São Tomé e Príncipe reelege Carlos Vila Nova sob fortes elogios internacionais
O povo de São Tomé e Príncipe reconduziu Carlos Vila Nova à Presidência da República. O atual Presidente garantiu a vitória nas eleições de domingo com 55,94% dos votos. O principal opositor, Nito d'A...

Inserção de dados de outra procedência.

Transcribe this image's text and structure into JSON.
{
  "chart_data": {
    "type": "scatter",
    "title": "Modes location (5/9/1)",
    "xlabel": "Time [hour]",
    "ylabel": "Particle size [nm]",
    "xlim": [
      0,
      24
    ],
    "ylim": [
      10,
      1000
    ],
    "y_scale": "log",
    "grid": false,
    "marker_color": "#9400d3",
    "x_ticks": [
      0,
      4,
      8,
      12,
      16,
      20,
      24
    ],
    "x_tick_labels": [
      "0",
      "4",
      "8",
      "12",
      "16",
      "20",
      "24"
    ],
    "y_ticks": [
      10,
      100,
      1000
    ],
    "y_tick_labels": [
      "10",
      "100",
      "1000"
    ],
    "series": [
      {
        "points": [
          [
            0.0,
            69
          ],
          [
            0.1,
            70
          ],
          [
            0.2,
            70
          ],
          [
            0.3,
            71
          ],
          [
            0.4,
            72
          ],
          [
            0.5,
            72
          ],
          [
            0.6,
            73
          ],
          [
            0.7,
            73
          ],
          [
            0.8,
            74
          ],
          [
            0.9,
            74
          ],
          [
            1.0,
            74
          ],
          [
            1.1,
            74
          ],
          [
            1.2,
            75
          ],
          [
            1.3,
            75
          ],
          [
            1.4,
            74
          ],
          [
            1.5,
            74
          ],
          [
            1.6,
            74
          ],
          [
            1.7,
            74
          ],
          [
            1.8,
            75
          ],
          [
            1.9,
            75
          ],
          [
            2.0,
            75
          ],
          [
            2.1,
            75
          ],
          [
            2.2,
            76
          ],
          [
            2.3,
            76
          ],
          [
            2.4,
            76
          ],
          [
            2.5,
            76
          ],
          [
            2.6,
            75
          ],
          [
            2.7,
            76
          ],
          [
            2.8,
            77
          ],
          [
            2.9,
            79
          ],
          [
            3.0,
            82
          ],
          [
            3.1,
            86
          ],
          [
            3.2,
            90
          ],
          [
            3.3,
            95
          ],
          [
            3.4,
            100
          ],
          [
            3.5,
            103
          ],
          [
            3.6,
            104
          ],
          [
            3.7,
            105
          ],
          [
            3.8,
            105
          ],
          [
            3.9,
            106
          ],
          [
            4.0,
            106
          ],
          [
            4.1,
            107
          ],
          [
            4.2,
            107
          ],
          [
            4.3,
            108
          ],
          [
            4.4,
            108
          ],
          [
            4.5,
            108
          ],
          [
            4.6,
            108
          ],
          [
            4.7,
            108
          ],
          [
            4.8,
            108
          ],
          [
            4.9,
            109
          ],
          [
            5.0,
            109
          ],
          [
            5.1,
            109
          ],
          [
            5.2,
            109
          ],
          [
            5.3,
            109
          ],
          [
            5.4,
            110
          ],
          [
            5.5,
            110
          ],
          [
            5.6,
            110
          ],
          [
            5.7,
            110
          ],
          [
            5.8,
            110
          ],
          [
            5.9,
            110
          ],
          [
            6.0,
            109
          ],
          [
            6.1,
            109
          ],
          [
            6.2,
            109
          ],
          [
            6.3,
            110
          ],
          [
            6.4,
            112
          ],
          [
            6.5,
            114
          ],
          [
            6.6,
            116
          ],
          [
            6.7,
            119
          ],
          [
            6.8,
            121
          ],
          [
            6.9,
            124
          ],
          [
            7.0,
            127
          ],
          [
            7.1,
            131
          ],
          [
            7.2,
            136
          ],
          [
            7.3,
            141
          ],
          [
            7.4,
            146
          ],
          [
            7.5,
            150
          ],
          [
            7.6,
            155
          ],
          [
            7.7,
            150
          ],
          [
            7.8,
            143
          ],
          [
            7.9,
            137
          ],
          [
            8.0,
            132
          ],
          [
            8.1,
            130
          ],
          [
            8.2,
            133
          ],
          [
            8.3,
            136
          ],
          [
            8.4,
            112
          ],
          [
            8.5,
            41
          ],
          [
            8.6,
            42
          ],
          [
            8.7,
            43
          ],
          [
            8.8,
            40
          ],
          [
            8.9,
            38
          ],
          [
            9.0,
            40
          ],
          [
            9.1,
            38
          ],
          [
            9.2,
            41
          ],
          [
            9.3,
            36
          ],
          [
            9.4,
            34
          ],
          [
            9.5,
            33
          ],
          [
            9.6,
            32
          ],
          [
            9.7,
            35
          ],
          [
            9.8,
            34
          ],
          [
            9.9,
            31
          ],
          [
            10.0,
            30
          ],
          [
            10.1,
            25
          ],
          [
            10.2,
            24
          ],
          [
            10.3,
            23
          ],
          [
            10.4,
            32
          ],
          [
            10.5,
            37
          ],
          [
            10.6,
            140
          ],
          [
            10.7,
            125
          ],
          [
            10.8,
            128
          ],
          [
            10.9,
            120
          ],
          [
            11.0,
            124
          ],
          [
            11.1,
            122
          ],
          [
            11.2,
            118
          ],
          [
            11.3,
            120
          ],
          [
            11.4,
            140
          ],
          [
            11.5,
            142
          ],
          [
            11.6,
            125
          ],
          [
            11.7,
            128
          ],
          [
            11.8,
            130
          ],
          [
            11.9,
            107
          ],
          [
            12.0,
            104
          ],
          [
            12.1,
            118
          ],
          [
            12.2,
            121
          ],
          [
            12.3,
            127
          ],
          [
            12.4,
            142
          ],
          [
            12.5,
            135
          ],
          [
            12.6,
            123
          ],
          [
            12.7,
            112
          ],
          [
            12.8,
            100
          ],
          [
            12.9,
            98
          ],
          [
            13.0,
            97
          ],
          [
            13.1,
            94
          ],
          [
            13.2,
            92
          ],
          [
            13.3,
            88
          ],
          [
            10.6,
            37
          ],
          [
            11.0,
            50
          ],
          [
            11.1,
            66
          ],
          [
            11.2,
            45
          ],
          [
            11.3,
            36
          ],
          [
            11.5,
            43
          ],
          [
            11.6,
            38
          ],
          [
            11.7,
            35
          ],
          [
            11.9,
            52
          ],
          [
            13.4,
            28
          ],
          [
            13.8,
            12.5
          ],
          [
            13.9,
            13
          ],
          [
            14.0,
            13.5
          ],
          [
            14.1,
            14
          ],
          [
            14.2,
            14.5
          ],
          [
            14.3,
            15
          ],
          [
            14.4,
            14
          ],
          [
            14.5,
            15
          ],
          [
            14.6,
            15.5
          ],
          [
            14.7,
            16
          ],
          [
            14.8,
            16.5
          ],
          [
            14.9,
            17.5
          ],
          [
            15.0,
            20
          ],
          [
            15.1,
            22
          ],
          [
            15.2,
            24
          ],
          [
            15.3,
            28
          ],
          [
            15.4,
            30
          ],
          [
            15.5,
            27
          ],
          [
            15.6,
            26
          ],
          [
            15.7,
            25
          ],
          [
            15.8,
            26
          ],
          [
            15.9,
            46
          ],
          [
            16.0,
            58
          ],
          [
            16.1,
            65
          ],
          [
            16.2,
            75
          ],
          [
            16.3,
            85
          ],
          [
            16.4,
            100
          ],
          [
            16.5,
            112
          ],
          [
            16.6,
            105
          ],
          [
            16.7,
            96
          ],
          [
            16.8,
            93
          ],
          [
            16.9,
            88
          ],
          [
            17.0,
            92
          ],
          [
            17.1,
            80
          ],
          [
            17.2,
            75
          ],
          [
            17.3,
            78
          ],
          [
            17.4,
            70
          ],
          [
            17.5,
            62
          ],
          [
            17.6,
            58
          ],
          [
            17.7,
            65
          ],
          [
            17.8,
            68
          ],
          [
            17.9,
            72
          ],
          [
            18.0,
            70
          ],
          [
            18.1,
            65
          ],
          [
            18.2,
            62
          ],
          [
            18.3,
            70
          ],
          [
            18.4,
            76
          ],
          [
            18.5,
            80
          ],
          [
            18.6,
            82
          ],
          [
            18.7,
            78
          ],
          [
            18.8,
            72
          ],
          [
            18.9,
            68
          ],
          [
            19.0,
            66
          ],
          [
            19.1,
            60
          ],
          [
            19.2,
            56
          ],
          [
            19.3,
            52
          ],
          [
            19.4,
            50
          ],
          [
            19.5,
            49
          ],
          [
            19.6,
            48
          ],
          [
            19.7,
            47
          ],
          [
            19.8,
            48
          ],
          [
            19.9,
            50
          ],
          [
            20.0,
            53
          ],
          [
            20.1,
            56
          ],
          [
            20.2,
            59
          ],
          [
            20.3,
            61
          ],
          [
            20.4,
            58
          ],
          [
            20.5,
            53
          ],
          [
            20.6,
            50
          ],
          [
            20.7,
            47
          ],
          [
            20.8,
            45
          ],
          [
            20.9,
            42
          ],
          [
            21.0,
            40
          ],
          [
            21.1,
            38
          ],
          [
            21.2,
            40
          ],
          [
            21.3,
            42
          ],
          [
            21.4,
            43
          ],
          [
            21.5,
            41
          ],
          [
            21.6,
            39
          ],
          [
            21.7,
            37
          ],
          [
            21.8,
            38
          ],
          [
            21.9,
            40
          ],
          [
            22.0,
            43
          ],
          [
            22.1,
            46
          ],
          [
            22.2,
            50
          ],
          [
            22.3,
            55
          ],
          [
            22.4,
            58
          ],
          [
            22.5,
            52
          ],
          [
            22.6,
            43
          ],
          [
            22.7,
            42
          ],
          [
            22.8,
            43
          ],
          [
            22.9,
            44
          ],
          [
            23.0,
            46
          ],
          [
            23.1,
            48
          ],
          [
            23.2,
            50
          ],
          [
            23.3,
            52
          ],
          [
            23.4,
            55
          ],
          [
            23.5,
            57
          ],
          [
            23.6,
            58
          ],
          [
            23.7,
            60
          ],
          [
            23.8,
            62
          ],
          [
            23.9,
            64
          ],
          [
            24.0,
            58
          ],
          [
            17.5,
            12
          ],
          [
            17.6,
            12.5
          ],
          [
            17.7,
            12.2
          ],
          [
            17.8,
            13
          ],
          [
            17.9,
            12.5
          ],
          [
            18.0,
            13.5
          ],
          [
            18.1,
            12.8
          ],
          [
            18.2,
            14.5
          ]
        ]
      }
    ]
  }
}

O povo de São Tomé e Príncipe reconduziu Carlos Vila Nova à Presidência da República. O atual Presidente garantiu a vitória nas eleições de domingo com 55,94% dos votos. O principal opositor, Nito d'Abreu, alcançou 41,92%.
Eugénio Tiny e Miques João fecharam a contagem com 1,07% e 1,58%, respetivamente. Os dados preliminares da Comissão Eleitoral Nacional (CEN) atestam um processo pacífico e organizado.
Aprovação da comunidade internacional
As várias missões de observação presentes no terreno validaram o ato eleitoral. A Comunidade dos Países de Língua Portuguesa (CPLP) classificou o momento como um passo firme na consolidação da democracia são-tomense.
João Bernardo de Miranda, chefe da missão da CPLP, destacou o cumprimento estrito da lei. O apuramento decorreu de forma calma e demonstrou um elevado espírito cívico da população.
A União Africana (UA) partilha da mesma visão. Filipe Nyusi, antigo Presidente moçambicano e chefe da missão da UA, enalteceu a maturidade e a serenidade dos eleitores durante todo o processo.
Transparência total nas urnas
A União Europeia sublinhou a transparência de toda a contagem dos votos. A campanha eleitoral decorreu num clima de segurança e sem incidentes.
Organizações como a Comunidade Económica dos Estados da África Central (CEEAC) e o G7+ reforçaram esta análise. Não houve registo de irregularidades, violência ou intimidação. O escrutínio foi considerado livre e justo pelas equipas de observação.
Recomendações estruturais
Apesar do sucesso do processo, os observadores deixaram alertas concretos. A principal recomendação exige reformas na estrutura administrativa eleitoral do país.
Filipe Nyusi defendeu a criação de um mandato permanente para a Comissão Eleitoral Nacional. Atualmente, as funções deste órgão terminam após cada ato eleitoral.
As missões internacionais pedem ainda um reforço imediato de recursos. O objetivo passa por dotar a administração de melhores condições financeiras e operacionais para gerir e fiscalizar as futuras eleições.